The process parameters of wire and arc additive manufacturing (WAAM) are considered to affect the quality and molding efficiency of the fabrications significantly. In this investigation, liner energy density as a process parameter instead of welding voltage, welding current, travel speed, and wire feed speed is introduced to define the process window of single-layer parts. A series of effects of liner energy density on characteristic geometry parameters, such as bead width, bead height, penetration, dilution, and W/H (bead width/bead height), are discussed. Additionally, the influence and correlation coefficient of liner energy density on characteristic geometry parameters are calculated.

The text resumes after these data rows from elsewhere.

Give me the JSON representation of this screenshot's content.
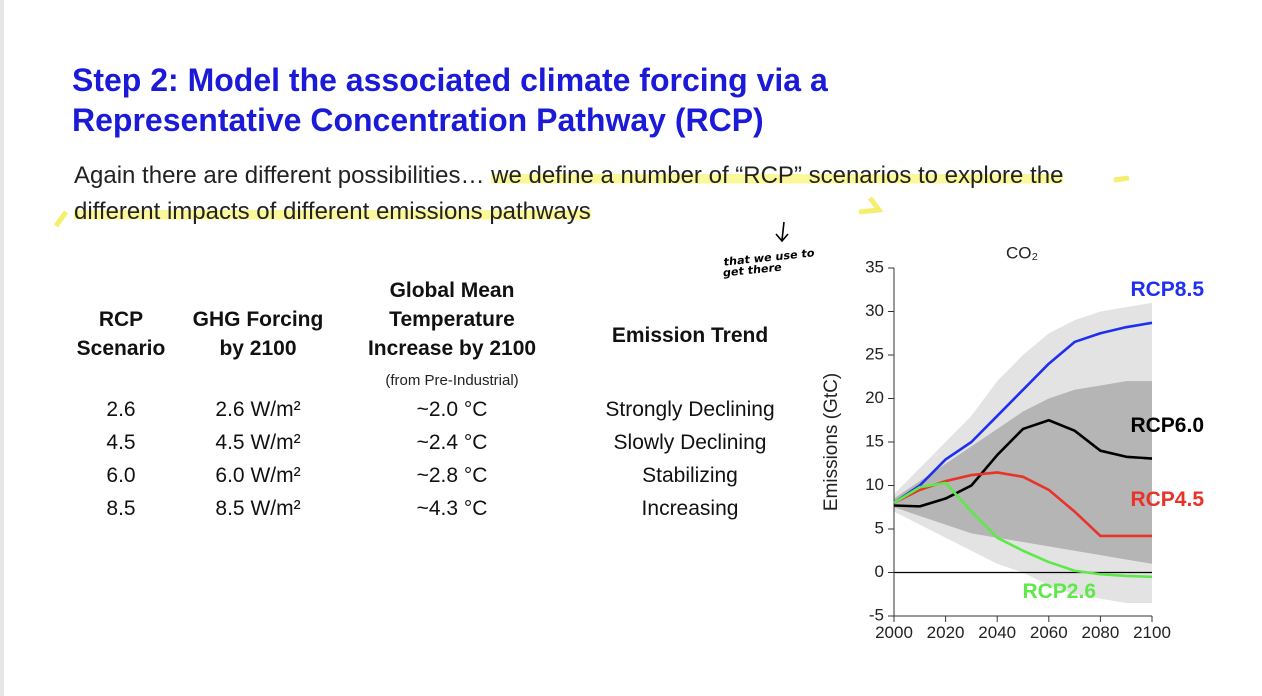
{
  "header": {
    "title": "Step 2: Model the associated climate forcing via a Representative Concentration Pathway (RCP)"
  },
  "body": {
    "lead": "Again there are different possibilities…  ",
    "highlight": "we define a number of “RCP” scenarios to explore the different impacts of different emissions pathways"
  },
  "annotation": {
    "text": "that we use to\nget there"
  },
  "table": {
    "headers": [
      "RCP\nScenario",
      "GHG Forcing\nby 2100",
      "Global Mean\nTemperature\nIncrease by 2100",
      "Emission Trend"
    ],
    "note": "(from Pre-Industrial)",
    "rows": [
      [
        "2.6",
        "2.6 W/m²",
        "~2.0 °C",
        "Strongly Declining"
      ],
      [
        "4.5",
        "4.5 W/m²",
        "~2.4 °C",
        "Slowly Declining"
      ],
      [
        "6.0",
        "6.0 W/m²",
        "~2.8 °C",
        "Stabilizing"
      ],
      [
        "8.5",
        "8.5 W/m²",
        "~4.3 °C",
        "Increasing"
      ]
    ]
  },
  "chart_data": {
    "type": "line",
    "title": "CO₂",
    "y_label": "Emissions (GtC)",
    "x": [
      2000,
      2010,
      2020,
      2030,
      2040,
      2050,
      2060,
      2070,
      2080,
      2090,
      2100
    ],
    "xlim": [
      2000,
      2100
    ],
    "xticks": [
      2000,
      2020,
      2040,
      2060,
      2080,
      2100
    ],
    "ylim": [
      -5,
      35
    ],
    "yticks": [
      -5,
      0,
      5,
      10,
      15,
      20,
      25,
      30,
      35
    ],
    "ranges": [
      {
        "color": "#e3e3e3",
        "lower": [
          7,
          5.5,
          4,
          2.5,
          1,
          0,
          -1.5,
          -2.5,
          -3,
          -3.5,
          -3.5
        ],
        "upper": [
          9,
          12,
          15,
          18,
          22,
          25,
          27.5,
          29,
          30,
          30.5,
          31
        ]
      },
      {
        "color": "#b5b5b5",
        "lower": [
          7.5,
          6.5,
          5.5,
          4.5,
          4,
          3.5,
          3,
          2.5,
          2,
          1.5,
          1
        ],
        "upper": [
          8.5,
          10.5,
          12.5,
          14.5,
          16.5,
          18.5,
          20,
          21,
          21.5,
          22,
          22
        ]
      }
    ],
    "series": [
      {
        "name": "RCP8.5",
        "color": "#1f2ff0",
        "values": [
          8,
          10,
          13,
          15,
          18,
          21,
          24,
          26.5,
          27.5,
          28.2,
          28.7
        ]
      },
      {
        "name": "RCP6.0",
        "color": "#000000",
        "values": [
          7.7,
          7.6,
          8.5,
          10,
          13.5,
          16.5,
          17.5,
          16.3,
          14,
          13.3,
          13.1
        ]
      },
      {
        "name": "RCP4.5",
        "color": "#e8322a",
        "values": [
          8,
          9.5,
          10.5,
          11.2,
          11.5,
          11,
          9.5,
          7,
          4.2,
          4.2,
          4.2
        ]
      },
      {
        "name": "RCP2.6",
        "color": "#5ee84a",
        "values": [
          8,
          9.8,
          10.3,
          7,
          4,
          2.5,
          1.2,
          0.2,
          -0.2,
          -0.4,
          -0.5
        ]
      }
    ]
  }
}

The result shows that liner energy density appears the most significant impact on bead height and the least significant impact on dilution. At last, the novel single-layer process window has been developed, which indicates that the single-layer parts can be formed when the liner energy density passes the line of 400 J/mm. The proposed research provides the foundation for indicating the manufacturing process and molding optimization.

线材和电弧增材制造（WAAM）的工艺参数被认为会显着影响制造的质量和成型效率。在这项研究中，引入衬里能量密度作为工艺参数，而不是焊接电压，焊接电流，行进速度和送丝速度来定义单层零件的工艺窗口。讨论了衬里能量密度对特征几何参数的一系列影响，例如珠宽，珠高，渗透，稀释和W / H（珠宽/珠高）。另外，计算了衬里能量密度对特征几何参数的影响和相关系数。结果表明，衬里能量密度对珠粒高度的影响最大，而对稀释度的影响最小。最后，已经开发出新颖的单层工艺窗口，这表明当衬里能量密度超过400 J / mm的线时可以形成单层零件。这项研究为指示制造过程和成型优化提供了基础。